Looking past the expectations, the simple part of which leagues produce the highest-scoring AIHL players are still the leagues that have high-quality scorers. The highest-scoring players come from very strong leagues (ECHL and NCAA) or are high-scorers in solid leagues with strong talent pools (Oberliga), or leagues with a very strong top end talent pool and 2-3 lines that can be described as abject chaos (LNAH). Also, what none of this considers is the style of play, how a player fits into a system (or a locker room), and what the needs of a team are are – as well as a myriad of things like how willing players are to come to Australia, ease of obtaining a visa, timing of availability and the personal circumstances of a player.
So really, good players from good leagues will score heavily in the AIHL. While this aligns with common sense, the ability to confirm this mathematically ensures that we do not overlook crucial factors when scouting for import players.
The next piece will take a deeper dive into methodology of comparing leagues, (published here), and the final one will have the results in comparing 47 different hockey leagues across the world.
Quick note of thanks at the end here to Steven Hughes who has been invaluable at turning my number-relating scratchings into something readable.
[i] Running the same exercise for the LNAH removes the 2015 version of Stephen Blunden (CBR Brave) and Louick Marcotte (2019 – Perth Thunder), with similar results.

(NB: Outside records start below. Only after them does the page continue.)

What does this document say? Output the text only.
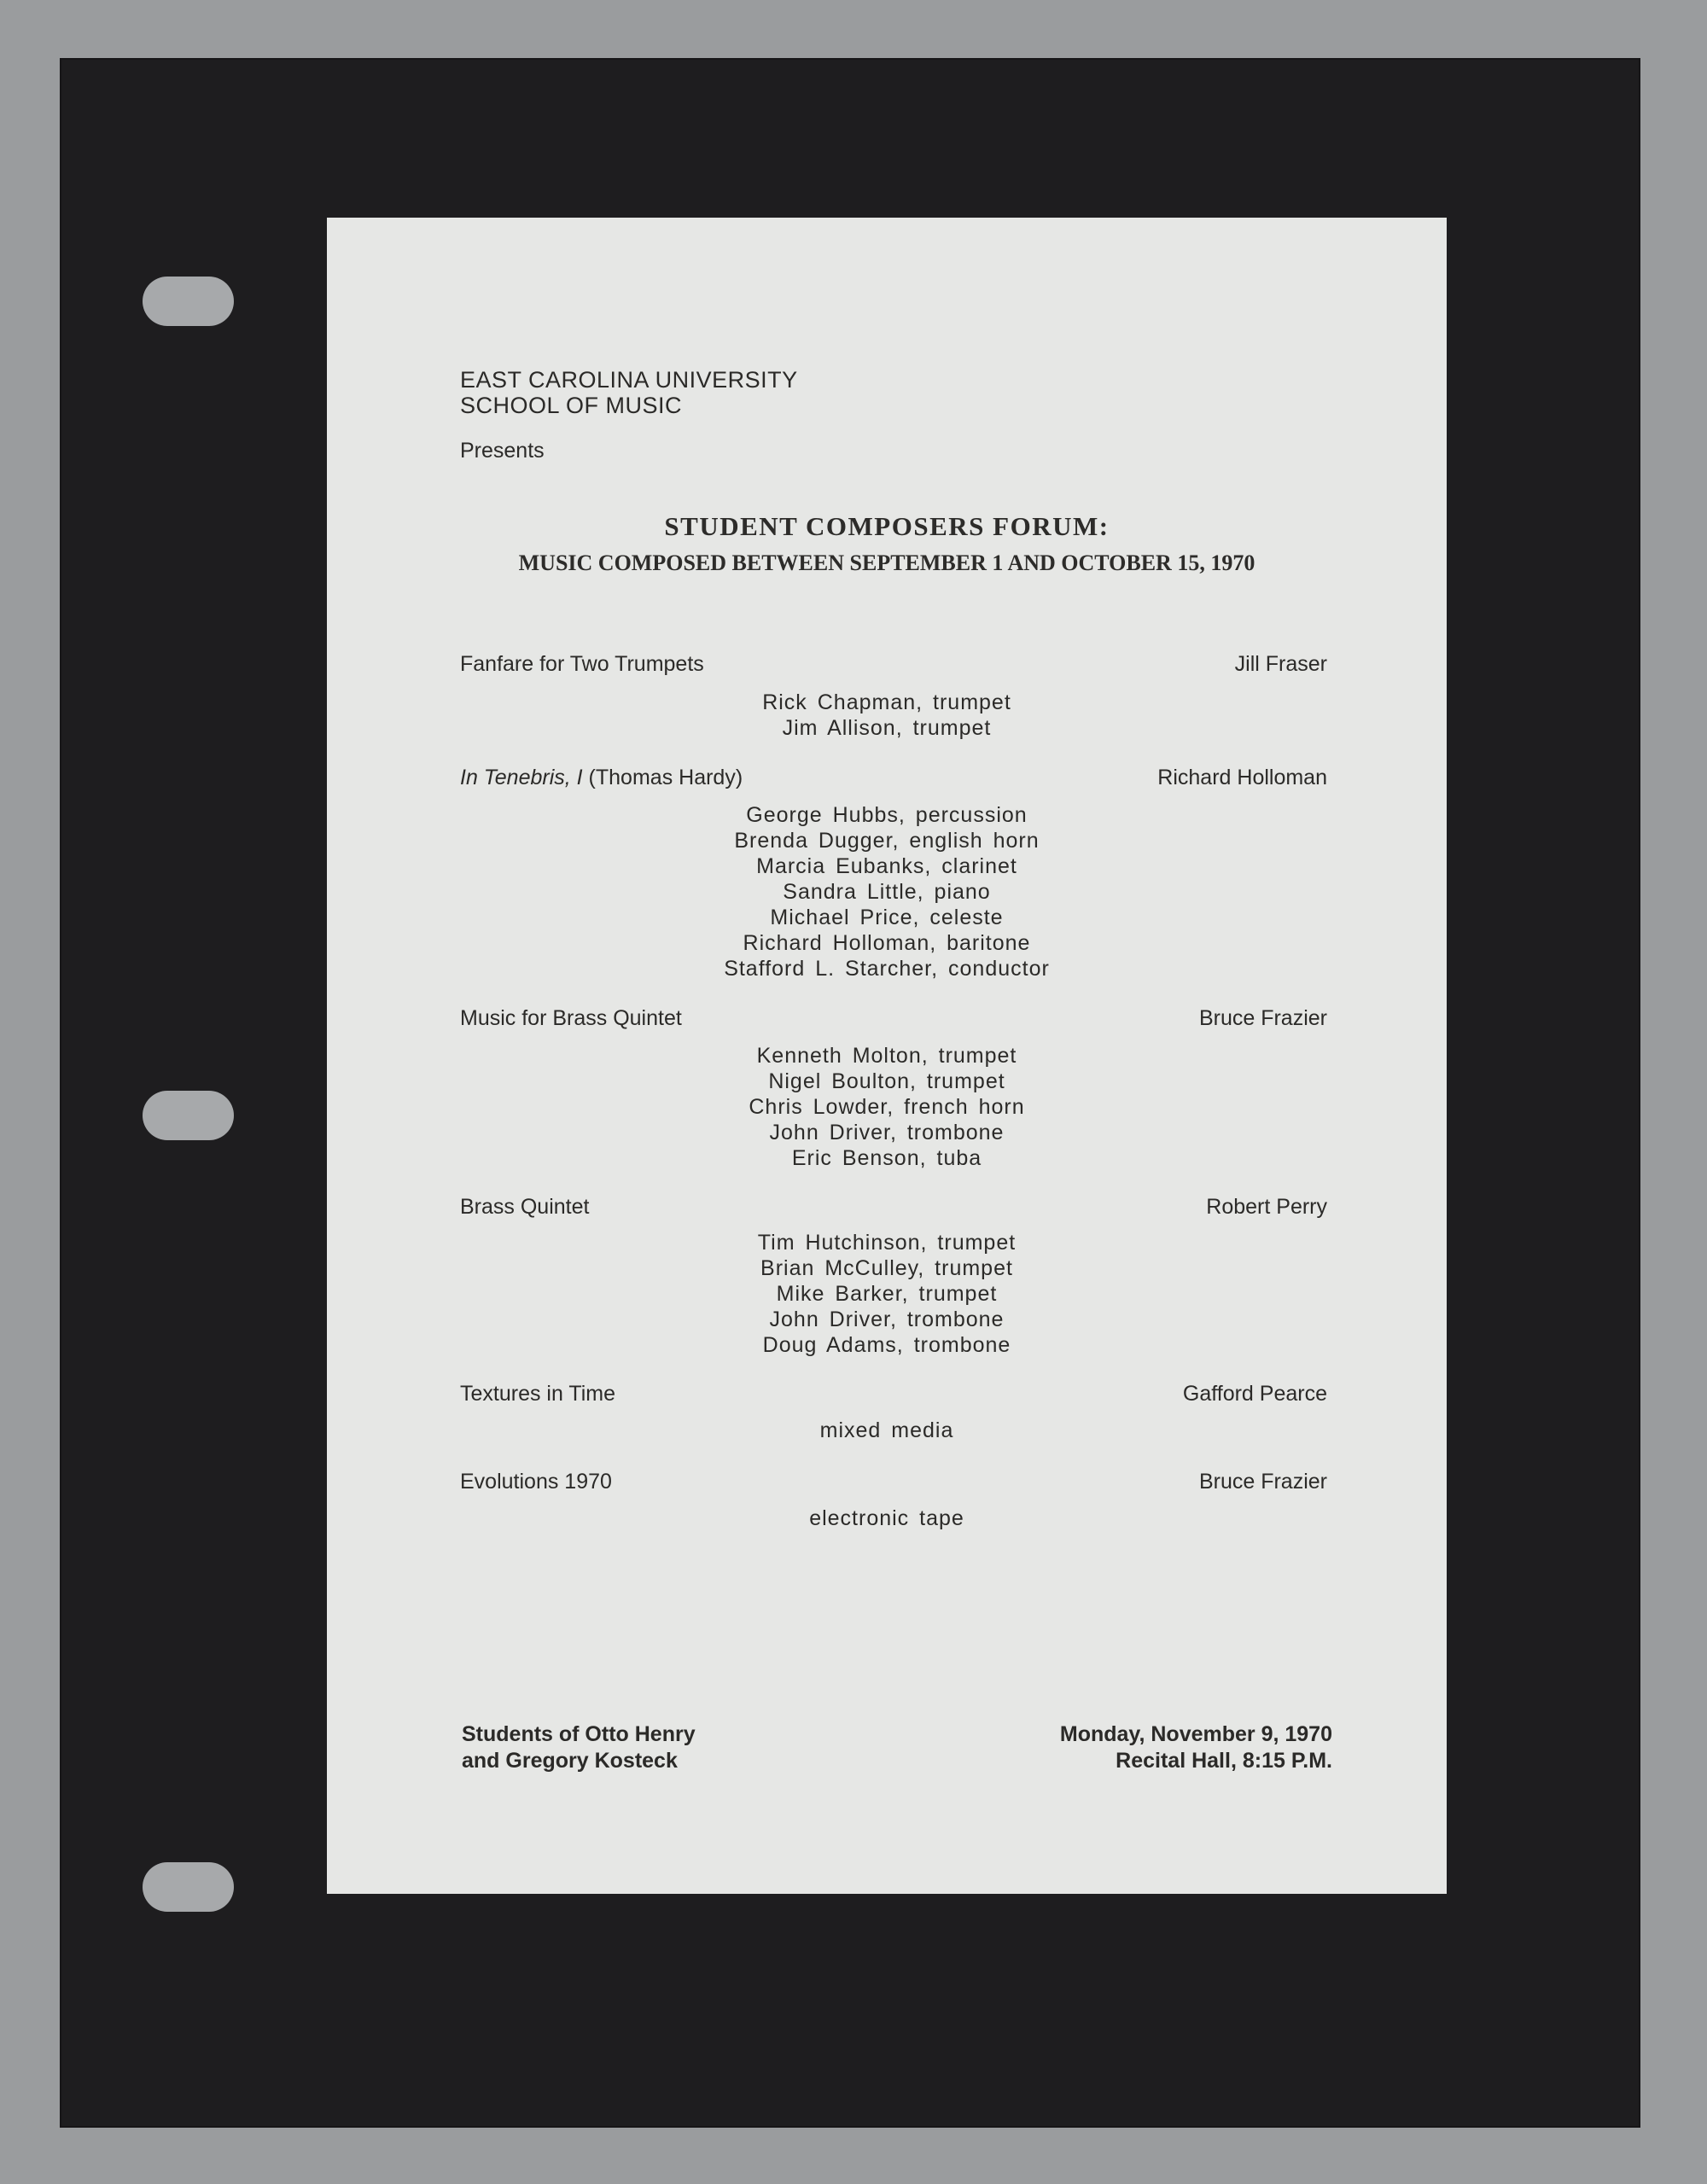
EAST CAROLINA UNIVERSITY
SCHOOL OF MUSIC
Presents
STUDENT COMPOSERS FORUM:
MUSIC COMPOSED BETWEEN SEPTEMBER 1 AND OCTOBER 15, 1970
Fanfare for Two Trumpets	Jill Fraser
Rick Chapman, trumpet
Jim Allison, trumpet
In Tenebris, I (Thomas Hardy)	Richard Holloman
George Hubbs, percussion
Brenda Dugger, english horn
Marcia Eubanks, clarinet
Sandra Little, piano
Michael Price, celeste
Richard Holloman, baritone
Stafford L. Starcher, conductor
Music for Brass Quintet	Bruce Frazier
Kenneth Molton, trumpet
Nigel Boulton, trumpet
Chris Lowder, french horn
John Driver, trombone
Eric Benson, tuba
Brass Quintet	Robert Perry
Tim Hutchinson, trumpet
Brian McCulley, trumpet
Mike Barker, trumpet
John Driver, trombone
Doug Adams, trombone
Textures in Time	Gafford Pearce
mixed media
Evolutions 1970	Bruce Frazier
electronic tape
Students of Otto Henry
and Gregory Kosteck
Monday, November 9, 1970
Recital Hall, 8:15 P.M.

[ii] The AIHL number is then adjusted in the seasons with 50-minute games. This adjustment makes the scoring rate of players from the ECHL higher than that of the Oberliga, as more of those players were in the ’50 minute era’ of the AIHL. One issue with this approach is it could be argued that adjusting these numbers may not make sense, as for most imports the increase in game time from 50 minutes to 60 minutes would not mean any further time on ice – as they are already tapped out. However, that type of more philosophical question is being roundly ignored here because it makes life far more difficult.